什麼是 timerfd ？這是跟時間有關係的 fd 類型，通常叫做定時器 fd ，先去看一下 timerfd 的樣子吧。我在 Linux 的機器上找了一個 open 了 timerfd 的進程，如下：

root@ubuntu:~# ll /proc/6997/fd/
...
lrwx--- 1 root root 64 Aug 10 14:13 3 -> anon_inode:[timerfd]

root@ubuntu:~# cat /proc/6997/fdinfo/3 
pos: 0
flags: 02
mnt_id: 11
clockid: 0
ticks: 0
settime flags: 01
it_value: (0, 969820149)
it_interval: (1, 0)

通過 proc fs 通過 /proc/${pid}/fd/ 可以看到進程打開的句柄。這裏看到挺關鍵的信息：anon_inode:[timerfd]，說明 timerfd 綁定的是匿名 inode。

通過 /proc/${pid}/fdinfo/ 可以看到句柄的展示信息。

clockid：時鐘類型；
ticks：超時次數；
settime flags：這個是 timerfd_settime 的參數；
it_value：定時器到期還剩多少時間；
it_interval：超時間隔；

timerfd 是什麼？

timerfd 這個名字拆開來看，就是 timer fd，所謂定時器 fd 類型，那麼它的可讀可寫事件一定是跟時間有關係。timerfd 被 new 出來之後（ timerfd_create ），可以設置超時時間（ timerfd_setting ），超時之後，該句柄可讀，讀出來的是超時的次數。

文件句柄，網絡句柄都是可以 read/write/close 的，timerfd 可以做什麼？

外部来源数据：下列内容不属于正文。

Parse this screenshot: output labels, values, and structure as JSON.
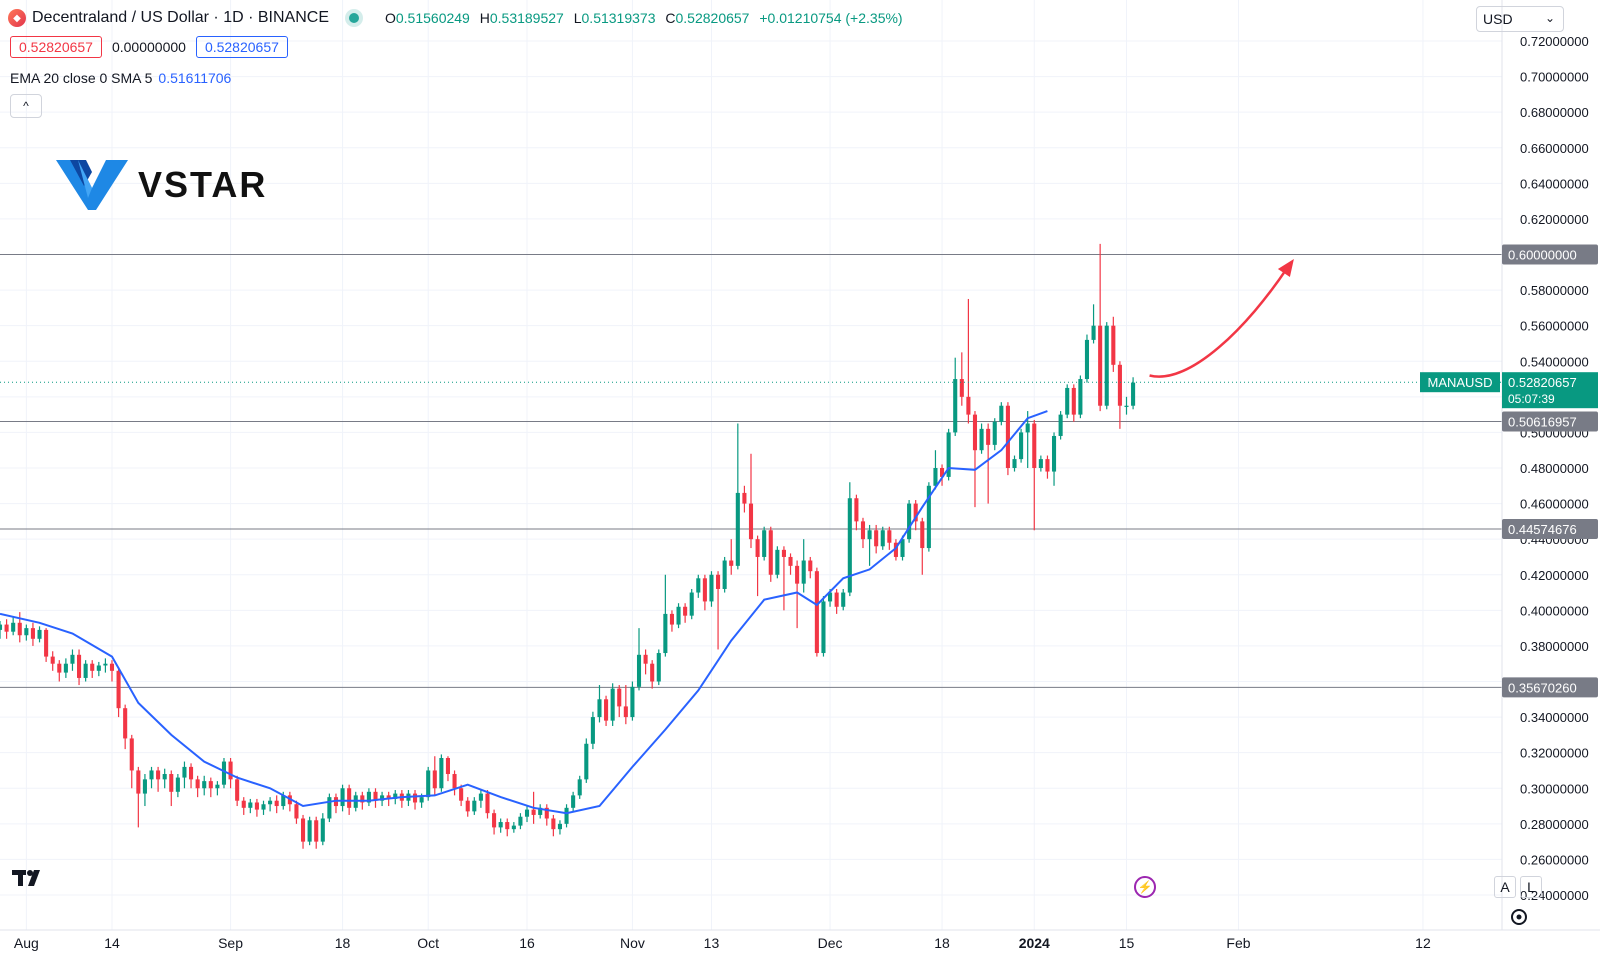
{
  "header": {
    "symbol_title": "Decentraland / US Dollar · 1D · BINANCE",
    "open_label": "O",
    "open": "0.51560249",
    "high_label": "H",
    "high": "0.53189527",
    "low_label": "L",
    "low": "0.51319373",
    "close_label": "C",
    "close": "0.52820657",
    "change": "+0.01210754 (+2.35%)",
    "bid": "0.52820657",
    "spread": "0.00000000",
    "ask": "0.52820657",
    "indicator_label": "EMA 20 close 0 SMA 5",
    "indicator_value": "0.51611706",
    "collapse_glyph": "^"
  },
  "logo": {
    "text": "VSTAR"
  },
  "currency_select": {
    "value": "USD"
  },
  "price_tag": {
    "symbol": "MANAUSD",
    "price": "0.52820657",
    "countdown": "05:07:39"
  },
  "scale_buttons": {
    "auto": "A",
    "log": "L"
  },
  "colors": {
    "up": "#089981",
    "down": "#f23645",
    "ema": "#2962ff",
    "level_line": "#787b86",
    "arrow": "#f23645"
  },
  "chart_data": {
    "type": "candlestick",
    "interval": "1D",
    "y_ticks": [
      "0.72000000",
      "0.70000000",
      "0.68000000",
      "0.66000000",
      "0.64000000",
      "0.62000000",
      "0.60000000",
      "0.58000000",
      "0.56000000",
      "0.54000000",
      "0.52000000",
      "0.50000000",
      "0.48000000",
      "0.46000000",
      "0.44000000",
      "0.42000000",
      "0.40000000",
      "0.38000000",
      "0.36000000",
      "0.34000000",
      "0.32000000",
      "0.30000000",
      "0.28000000",
      "0.26000000",
      "0.24000000"
    ],
    "ylim": [
      0.234,
      0.723
    ],
    "x_ticks": [
      {
        "label": "Aug",
        "day": -2
      },
      {
        "label": "14",
        "day": 11
      },
      {
        "label": "Sep",
        "day": 29
      },
      {
        "label": "18",
        "day": 46
      },
      {
        "label": "Oct",
        "day": 59
      },
      {
        "label": "16",
        "day": 74
      },
      {
        "label": "Nov",
        "day": 90
      },
      {
        "label": "13",
        "day": 102
      },
      {
        "label": "Dec",
        "day": 120
      },
      {
        "label": "18",
        "day": 137
      },
      {
        "label": "2024",
        "day": 151
      },
      {
        "label": "15",
        "day": 165
      },
      {
        "label": "Feb",
        "day": 182
      },
      {
        "label": "12",
        "day": 210
      }
    ],
    "xlim": [
      -6,
      222
    ],
    "horizontal_levels": [
      "0.60000000",
      "0.50616957",
      "0.44574676",
      "0.35670260"
    ],
    "ema_20": [
      [
        -6,
        0.398
      ],
      [
        0,
        0.393
      ],
      [
        5,
        0.387
      ],
      [
        11,
        0.374
      ],
      [
        15,
        0.348
      ],
      [
        20,
        0.33
      ],
      [
        25,
        0.315
      ],
      [
        30,
        0.306
      ],
      [
        35,
        0.3
      ],
      [
        40,
        0.29
      ],
      [
        45,
        0.293
      ],
      [
        50,
        0.293
      ],
      [
        55,
        0.295
      ],
      [
        60,
        0.296
      ],
      [
        65,
        0.302
      ],
      [
        70,
        0.295
      ],
      [
        75,
        0.289
      ],
      [
        80,
        0.286
      ],
      [
        85,
        0.29
      ],
      [
        90,
        0.312
      ],
      [
        95,
        0.333
      ],
      [
        100,
        0.355
      ],
      [
        105,
        0.383
      ],
      [
        110,
        0.406
      ],
      [
        115,
        0.41
      ],
      [
        118,
        0.403
      ],
      [
        122,
        0.418
      ],
      [
        126,
        0.423
      ],
      [
        130,
        0.435
      ],
      [
        134,
        0.458
      ],
      [
        138,
        0.48
      ],
      [
        142,
        0.479
      ],
      [
        146,
        0.49
      ],
      [
        150,
        0.508
      ],
      [
        153,
        0.512
      ]
    ],
    "candles": [
      [
        -6,
        0.389,
        0.392,
        0.384,
        0.394
      ],
      [
        -5,
        0.392,
        0.388,
        0.384,
        0.395
      ],
      [
        -4,
        0.388,
        0.393,
        0.386,
        0.396
      ],
      [
        -3,
        0.393,
        0.386,
        0.382,
        0.399
      ],
      [
        -2,
        0.386,
        0.39,
        0.383,
        0.392
      ],
      [
        -1,
        0.39,
        0.384,
        0.38,
        0.393
      ],
      [
        0,
        0.384,
        0.389,
        0.382,
        0.391
      ],
      [
        1,
        0.389,
        0.374,
        0.371,
        0.39
      ],
      [
        2,
        0.374,
        0.37,
        0.366,
        0.377
      ],
      [
        3,
        0.37,
        0.365,
        0.36,
        0.372
      ],
      [
        4,
        0.365,
        0.37,
        0.362,
        0.373
      ],
      [
        5,
        0.37,
        0.375,
        0.366,
        0.378
      ],
      [
        6,
        0.375,
        0.362,
        0.358,
        0.378
      ],
      [
        7,
        0.362,
        0.37,
        0.36,
        0.372
      ],
      [
        8,
        0.37,
        0.366,
        0.362,
        0.372
      ],
      [
        9,
        0.366,
        0.369,
        0.363,
        0.371
      ],
      [
        10,
        0.369,
        0.37,
        0.365,
        0.373
      ],
      [
        11,
        0.37,
        0.366,
        0.36,
        0.372
      ],
      [
        12,
        0.366,
        0.345,
        0.34,
        0.368
      ],
      [
        13,
        0.345,
        0.328,
        0.322,
        0.347
      ],
      [
        14,
        0.328,
        0.31,
        0.3,
        0.33
      ],
      [
        15,
        0.31,
        0.297,
        0.278,
        0.312
      ],
      [
        16,
        0.297,
        0.305,
        0.29,
        0.308
      ],
      [
        17,
        0.305,
        0.31,
        0.3,
        0.312
      ],
      [
        18,
        0.31,
        0.305,
        0.298,
        0.312
      ],
      [
        19,
        0.305,
        0.308,
        0.3,
        0.311
      ],
      [
        20,
        0.308,
        0.298,
        0.29,
        0.31
      ],
      [
        21,
        0.298,
        0.306,
        0.295,
        0.308
      ],
      [
        22,
        0.306,
        0.312,
        0.3,
        0.315
      ],
      [
        23,
        0.312,
        0.305,
        0.3,
        0.314
      ],
      [
        24,
        0.305,
        0.3,
        0.295,
        0.307
      ],
      [
        25,
        0.3,
        0.304,
        0.296,
        0.307
      ],
      [
        26,
        0.304,
        0.3,
        0.295,
        0.306
      ],
      [
        27,
        0.3,
        0.302,
        0.296,
        0.304
      ],
      [
        28,
        0.302,
        0.315,
        0.3,
        0.317
      ],
      [
        29,
        0.315,
        0.305,
        0.3,
        0.317
      ],
      [
        30,
        0.305,
        0.293,
        0.29,
        0.307
      ],
      [
        31,
        0.293,
        0.289,
        0.285,
        0.295
      ],
      [
        32,
        0.289,
        0.292,
        0.286,
        0.294
      ],
      [
        33,
        0.292,
        0.288,
        0.284,
        0.294
      ],
      [
        34,
        0.288,
        0.291,
        0.285,
        0.293
      ],
      [
        35,
        0.291,
        0.293,
        0.287,
        0.295
      ],
      [
        36,
        0.293,
        0.29,
        0.286,
        0.296
      ],
      [
        37,
        0.29,
        0.296,
        0.288,
        0.298
      ],
      [
        38,
        0.296,
        0.291,
        0.287,
        0.298
      ],
      [
        39,
        0.291,
        0.283,
        0.28,
        0.293
      ],
      [
        40,
        0.283,
        0.27,
        0.266,
        0.285
      ],
      [
        41,
        0.27,
        0.282,
        0.268,
        0.284
      ],
      [
        42,
        0.282,
        0.27,
        0.266,
        0.284
      ],
      [
        43,
        0.27,
        0.283,
        0.268,
        0.286
      ],
      [
        44,
        0.283,
        0.295,
        0.281,
        0.297
      ],
      [
        45,
        0.295,
        0.29,
        0.286,
        0.297
      ],
      [
        46,
        0.29,
        0.3,
        0.287,
        0.302
      ],
      [
        47,
        0.3,
        0.289,
        0.285,
        0.302
      ],
      [
        48,
        0.289,
        0.296,
        0.287,
        0.298
      ],
      [
        49,
        0.296,
        0.292,
        0.288,
        0.298
      ],
      [
        50,
        0.292,
        0.298,
        0.29,
        0.3
      ],
      [
        51,
        0.298,
        0.293,
        0.289,
        0.3
      ],
      [
        52,
        0.293,
        0.296,
        0.29,
        0.298
      ],
      [
        53,
        0.296,
        0.294,
        0.29,
        0.298
      ],
      [
        54,
        0.294,
        0.297,
        0.291,
        0.299
      ],
      [
        55,
        0.297,
        0.293,
        0.289,
        0.299
      ],
      [
        56,
        0.293,
        0.297,
        0.29,
        0.299
      ],
      [
        57,
        0.297,
        0.292,
        0.288,
        0.299
      ],
      [
        58,
        0.292,
        0.295,
        0.289,
        0.297
      ],
      [
        59,
        0.295,
        0.31,
        0.293,
        0.312
      ],
      [
        60,
        0.31,
        0.3,
        0.296,
        0.318
      ],
      [
        61,
        0.3,
        0.317,
        0.298,
        0.319
      ],
      [
        62,
        0.317,
        0.308,
        0.304,
        0.318
      ],
      [
        63,
        0.308,
        0.3,
        0.296,
        0.31
      ],
      [
        64,
        0.3,
        0.293,
        0.29,
        0.302
      ],
      [
        65,
        0.293,
        0.287,
        0.284,
        0.295
      ],
      [
        66,
        0.287,
        0.293,
        0.285,
        0.295
      ],
      [
        67,
        0.293,
        0.297,
        0.289,
        0.299
      ],
      [
        68,
        0.297,
        0.286,
        0.283,
        0.299
      ],
      [
        69,
        0.286,
        0.278,
        0.274,
        0.288
      ],
      [
        70,
        0.278,
        0.281,
        0.275,
        0.283
      ],
      [
        71,
        0.281,
        0.277,
        0.273,
        0.283
      ],
      [
        72,
        0.277,
        0.279,
        0.275,
        0.281
      ],
      [
        73,
        0.279,
        0.284,
        0.277,
        0.286
      ],
      [
        74,
        0.284,
        0.288,
        0.281,
        0.29
      ],
      [
        75,
        0.288,
        0.285,
        0.28,
        0.298
      ],
      [
        76,
        0.285,
        0.289,
        0.283,
        0.291
      ],
      [
        77,
        0.289,
        0.283,
        0.279,
        0.291
      ],
      [
        78,
        0.283,
        0.277,
        0.273,
        0.285
      ],
      [
        79,
        0.277,
        0.28,
        0.274,
        0.282
      ],
      [
        80,
        0.28,
        0.289,
        0.278,
        0.291
      ],
      [
        81,
        0.289,
        0.296,
        0.287,
        0.298
      ],
      [
        82,
        0.296,
        0.305,
        0.294,
        0.307
      ],
      [
        83,
        0.305,
        0.325,
        0.303,
        0.328
      ],
      [
        84,
        0.325,
        0.34,
        0.322,
        0.343
      ],
      [
        85,
        0.34,
        0.35,
        0.337,
        0.358
      ],
      [
        86,
        0.35,
        0.338,
        0.335,
        0.352
      ],
      [
        87,
        0.338,
        0.356,
        0.335,
        0.359
      ],
      [
        88,
        0.356,
        0.346,
        0.34,
        0.358
      ],
      [
        89,
        0.346,
        0.34,
        0.336,
        0.358
      ],
      [
        90,
        0.34,
        0.357,
        0.338,
        0.36
      ],
      [
        91,
        0.357,
        0.375,
        0.355,
        0.39
      ],
      [
        92,
        0.375,
        0.37,
        0.364,
        0.378
      ],
      [
        93,
        0.37,
        0.36,
        0.356,
        0.372
      ],
      [
        94,
        0.36,
        0.376,
        0.358,
        0.378
      ],
      [
        95,
        0.376,
        0.398,
        0.374,
        0.42
      ],
      [
        96,
        0.398,
        0.392,
        0.388,
        0.4
      ],
      [
        97,
        0.392,
        0.402,
        0.39,
        0.404
      ],
      [
        98,
        0.402,
        0.397,
        0.393,
        0.404
      ],
      [
        99,
        0.397,
        0.41,
        0.395,
        0.412
      ],
      [
        100,
        0.41,
        0.418,
        0.407,
        0.42
      ],
      [
        101,
        0.418,
        0.405,
        0.4,
        0.42
      ],
      [
        102,
        0.405,
        0.42,
        0.402,
        0.422
      ],
      [
        103,
        0.42,
        0.412,
        0.378,
        0.422
      ],
      [
        104,
        0.412,
        0.428,
        0.41,
        0.43
      ],
      [
        105,
        0.428,
        0.425,
        0.42,
        0.44
      ],
      [
        106,
        0.425,
        0.466,
        0.423,
        0.505
      ],
      [
        107,
        0.466,
        0.46,
        0.455,
        0.47
      ],
      [
        108,
        0.46,
        0.44,
        0.435,
        0.488
      ],
      [
        109,
        0.44,
        0.43,
        0.408,
        0.442
      ],
      [
        110,
        0.43,
        0.445,
        0.428,
        0.447
      ],
      [
        111,
        0.445,
        0.42,
        0.416,
        0.447
      ],
      [
        112,
        0.42,
        0.434,
        0.418,
        0.436
      ],
      [
        113,
        0.434,
        0.43,
        0.4,
        0.436
      ],
      [
        114,
        0.43,
        0.425,
        0.42,
        0.432
      ],
      [
        115,
        0.425,
        0.415,
        0.39,
        0.428
      ],
      [
        116,
        0.415,
        0.428,
        0.41,
        0.44
      ],
      [
        117,
        0.428,
        0.422,
        0.418,
        0.43
      ],
      [
        118,
        0.422,
        0.376,
        0.374,
        0.424
      ],
      [
        119,
        0.376,
        0.405,
        0.374,
        0.408
      ],
      [
        120,
        0.405,
        0.41,
        0.402,
        0.412
      ],
      [
        121,
        0.41,
        0.402,
        0.398,
        0.412
      ],
      [
        122,
        0.402,
        0.41,
        0.4,
        0.412
      ],
      [
        123,
        0.41,
        0.463,
        0.408,
        0.472
      ],
      [
        124,
        0.463,
        0.45,
        0.445,
        0.465
      ],
      [
        125,
        0.45,
        0.44,
        0.435,
        0.452
      ],
      [
        126,
        0.44,
        0.445,
        0.425,
        0.448
      ],
      [
        127,
        0.445,
        0.436,
        0.432,
        0.448
      ],
      [
        128,
        0.436,
        0.445,
        0.434,
        0.447
      ],
      [
        129,
        0.445,
        0.438,
        0.434,
        0.447
      ],
      [
        130,
        0.438,
        0.43,
        0.428,
        0.44
      ],
      [
        131,
        0.43,
        0.44,
        0.428,
        0.442
      ],
      [
        132,
        0.44,
        0.46,
        0.438,
        0.462
      ],
      [
        133,
        0.46,
        0.45,
        0.445,
        0.462
      ],
      [
        134,
        0.45,
        0.435,
        0.42,
        0.452
      ],
      [
        135,
        0.435,
        0.47,
        0.433,
        0.472
      ],
      [
        136,
        0.47,
        0.48,
        0.468,
        0.49
      ],
      [
        137,
        0.48,
        0.475,
        0.47,
        0.482
      ],
      [
        138,
        0.475,
        0.5,
        0.473,
        0.502
      ],
      [
        139,
        0.5,
        0.53,
        0.498,
        0.542
      ],
      [
        140,
        0.53,
        0.52,
        0.515,
        0.545
      ],
      [
        141,
        0.52,
        0.51,
        0.505,
        0.575
      ],
      [
        142,
        0.51,
        0.49,
        0.458,
        0.512
      ],
      [
        143,
        0.49,
        0.502,
        0.488,
        0.505
      ],
      [
        144,
        0.502,
        0.493,
        0.46,
        0.505
      ],
      [
        145,
        0.493,
        0.506,
        0.49,
        0.508
      ],
      [
        146,
        0.506,
        0.515,
        0.504,
        0.517
      ],
      [
        147,
        0.515,
        0.48,
        0.476,
        0.517
      ],
      [
        148,
        0.48,
        0.485,
        0.478,
        0.487
      ],
      [
        149,
        0.485,
        0.5,
        0.483,
        0.502
      ],
      [
        150,
        0.5,
        0.505,
        0.48,
        0.512
      ],
      [
        151,
        0.505,
        0.48,
        0.445,
        0.507
      ],
      [
        152,
        0.48,
        0.485,
        0.478,
        0.487
      ],
      [
        153,
        0.485,
        0.478,
        0.474,
        0.487
      ],
      [
        154,
        0.478,
        0.498,
        0.47,
        0.5
      ],
      [
        155,
        0.498,
        0.51,
        0.496,
        0.512
      ],
      [
        156,
        0.51,
        0.525,
        0.508,
        0.527
      ],
      [
        157,
        0.525,
        0.51,
        0.506,
        0.527
      ],
      [
        158,
        0.51,
        0.53,
        0.508,
        0.532
      ],
      [
        159,
        0.53,
        0.552,
        0.528,
        0.555
      ],
      [
        160,
        0.552,
        0.56,
        0.55,
        0.572
      ],
      [
        161,
        0.56,
        0.515,
        0.512,
        0.606
      ],
      [
        162,
        0.515,
        0.56,
        0.513,
        0.562
      ],
      [
        163,
        0.56,
        0.538,
        0.534,
        0.565
      ],
      [
        164,
        0.538,
        0.515,
        0.502,
        0.54
      ],
      [
        165,
        0.515,
        0.515,
        0.51,
        0.52
      ],
      [
        166,
        0.515,
        0.528,
        0.513,
        0.531
      ]
    ]
  }
}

timerfd 可以 read，poll，close ，這個從內核實現的接口可知：

// fs/timerfd.c
static const struct file_operations timerfd_fops = { 
    .release    = timerfd_release,
    .poll       = timerfd_poll,
    .read       = timerfd_read,
    .show_fdinfo    = timerfd_show,
    // ...
};

定時器句柄 timerfd 的實現就內聚在 fs/timerfd.c 一個文件。還記得上面 cat /proc/${pid}/fdinfo/ 裏面展示的信息嗎？就是 timerfd_show 負責展示的。

timerfd 的使用姿勢？

涉及到 timerfd 的系統調用有 3 個，函數原型如下：

// 創建一個 timerfd 句柄
int timerfd_create(int clockid, int flags);
// 啓動或關閉 timerfd 對應的定時器
int timerfd_settime(int fd, int flags, const struct itimerspec *new_value, struct itimerspec *old_value);
// 獲取指定 timerfd 距離下一次超時還剩的時間
int timerfd_gettime(int fd, struct itimerspec *curr_value);

timerfd 常用來做定時器的使用，設置超時時間之後，每隔一段時間 timerfd 就是可讀的。使用 man timerfd_create 就能查看到完整的文檔，有一個 c 語言的示例，簡要看下這個例子：

int main(int argc, char *argv[]) {
    // 第一次超時時間
    new_value.it_value.tv_sec = now.tv_sec + atoi(argv[1]);
    new_value.it_value.tv_nsec = now.tv_nsec;
    // 設置超時間隔
    new_value.it_interval.tv_sec = atoi(argv[2]);
    new_value.it_interval.tv_nsec = 0;
    // 創建 timerfd
    fd = timerfd_create(CLOCK_REALTIME, 0);
    // 設置第一次超時時間和超時間隔
    if (timerfd_settime(fd, TFD_TIMER_ABSTIME, &new_value, NULL) == -1)
    // 定時器循環
    for (tot_exp = 0; tot_exp < max_exp;) {
        // read timerfd，獲取到超時次數
        s = read(fd, &exp, sizeof(uint64_t));
        // 累計總超時次數
        tot_exp += exp;
        // 打印超時次數的信息
        printf("read: %llu; total=%llu\n", (unsigned long long) exp, (unsigned long long) tot_exp);
    }
}

這個例子做的事情：

通過 timerfd_create 獲取到一個句柄之後，使用 timerfd_settime 設置超時時間並啓動內核定時器；
後續使用 read 來讀數據，timerfd 沒超時之前 read 會阻塞到，直到內核定時器超時之後 read 纔會返回，這樣就達到了一個定時的效果；

上面例子相當於每隔一段時間 sleep 一下，然後打印一行信息，週期運行，這就是 timerfd 官方最簡單的例子。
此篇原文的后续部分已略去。